Antecedentes de Camila Sol Fernández
Camila Sol Fernández nació en Argentina y desde joven mostró curiosidad por el funcionamiento de las cosas, lo que la llevó a estudiar Ingeniería Biomédica en la UNSAM, una institución pública que ella misma destaca por su rol en la formación de profesionales. Se graduó a los 26 años y, en 2022, se incorporó al Lab3Bio como becaria gracias a una beca del Plan Estratégico de Formación de Ingenieros. Su tesis de grado, supervisada por las doctoras Beatriz Aráoz y Mercedes Pérez Recalde, se centró en el desarrollo de estos implantes óseos, fusionando dos líneas de investigación: prótesis 3D de bajo costo y propiedades antimicrobianas derivadas de plantas medicinales.

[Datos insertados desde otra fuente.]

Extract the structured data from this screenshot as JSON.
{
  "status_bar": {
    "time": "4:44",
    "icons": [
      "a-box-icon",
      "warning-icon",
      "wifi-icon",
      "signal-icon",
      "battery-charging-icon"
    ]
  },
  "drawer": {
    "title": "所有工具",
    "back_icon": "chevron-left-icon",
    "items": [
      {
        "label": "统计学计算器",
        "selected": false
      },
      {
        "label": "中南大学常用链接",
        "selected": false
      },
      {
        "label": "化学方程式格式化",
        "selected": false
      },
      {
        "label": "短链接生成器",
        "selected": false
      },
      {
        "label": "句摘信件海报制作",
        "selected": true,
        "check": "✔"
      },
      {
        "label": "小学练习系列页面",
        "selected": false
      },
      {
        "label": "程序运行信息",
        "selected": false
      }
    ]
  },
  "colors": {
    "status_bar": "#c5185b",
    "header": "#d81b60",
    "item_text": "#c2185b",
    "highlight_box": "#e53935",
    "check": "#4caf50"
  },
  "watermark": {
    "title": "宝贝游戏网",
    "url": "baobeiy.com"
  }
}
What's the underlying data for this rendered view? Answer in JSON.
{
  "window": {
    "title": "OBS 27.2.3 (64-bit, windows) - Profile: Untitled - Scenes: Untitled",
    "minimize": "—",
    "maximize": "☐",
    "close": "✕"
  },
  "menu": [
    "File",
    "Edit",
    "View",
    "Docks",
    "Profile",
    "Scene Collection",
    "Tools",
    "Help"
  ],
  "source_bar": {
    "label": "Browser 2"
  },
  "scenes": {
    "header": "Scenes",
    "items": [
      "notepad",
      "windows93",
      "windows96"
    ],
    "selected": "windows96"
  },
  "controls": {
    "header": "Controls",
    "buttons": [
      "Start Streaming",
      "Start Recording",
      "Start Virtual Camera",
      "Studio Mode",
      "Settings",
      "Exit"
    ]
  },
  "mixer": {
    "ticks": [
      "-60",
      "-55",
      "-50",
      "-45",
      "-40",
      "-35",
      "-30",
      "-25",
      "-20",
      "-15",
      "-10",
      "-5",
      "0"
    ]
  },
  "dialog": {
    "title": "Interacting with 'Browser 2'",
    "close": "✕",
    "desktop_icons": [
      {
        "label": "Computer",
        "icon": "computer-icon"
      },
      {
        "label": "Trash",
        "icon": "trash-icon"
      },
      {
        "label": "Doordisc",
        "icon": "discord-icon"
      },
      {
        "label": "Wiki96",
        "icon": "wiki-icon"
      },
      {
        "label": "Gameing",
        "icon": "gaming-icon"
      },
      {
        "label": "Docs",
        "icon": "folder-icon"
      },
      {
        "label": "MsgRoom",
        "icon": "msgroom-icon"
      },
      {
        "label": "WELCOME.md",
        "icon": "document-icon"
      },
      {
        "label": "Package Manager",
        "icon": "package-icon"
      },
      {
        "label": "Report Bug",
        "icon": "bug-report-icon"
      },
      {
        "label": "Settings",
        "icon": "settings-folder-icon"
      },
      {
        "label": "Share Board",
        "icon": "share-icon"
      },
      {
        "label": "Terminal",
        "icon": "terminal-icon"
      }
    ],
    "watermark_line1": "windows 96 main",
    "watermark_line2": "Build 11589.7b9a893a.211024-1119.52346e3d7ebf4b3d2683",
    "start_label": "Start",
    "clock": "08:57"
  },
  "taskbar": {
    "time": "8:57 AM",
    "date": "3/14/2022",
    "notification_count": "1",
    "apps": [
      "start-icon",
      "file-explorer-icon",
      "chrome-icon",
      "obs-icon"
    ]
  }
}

Fernández no solo ha contribuido a este proyecto, sino que también trabaja en neurocirugía y neurorehabilitación, brindando soporte técnico a equipos médicos. Su motivación radica en aplicar la tecnología para sanar el cuerpo humano y retribuir a la sociedad, enfatizando la colaboración interdisciplinaria: «La ciencia no se hace sola», ha declarado en entrevistas. Su trabajo fue premiado por el Centro Argentino de Ingenieros (CAI) como el mejor entre más de 100 tesis evaluadas, reconociendo su potencial clínico y su enfoque en ingenierías emergentes.
Desarrollo de las Prótesis Óseas 3D Biodegradables
El proyecto surgió en el Lab3Bio, un espacio interdisciplinario que une investigadores del CONICET, UNSAM, la Universidad de Buenos Aires (UBA) y otras instituciones. Fernández integró avances en impresión 3D con estudios sobre extractos de plantas medicinales para crear «andamios óseos» (scaffolds) que actúan como soportes temporales para la regeneración de hueso. Estas prótesis abordan problemas comunes en implantes tradicionales, como rechazos, infecciones y la necesidad de cirugías de remoción.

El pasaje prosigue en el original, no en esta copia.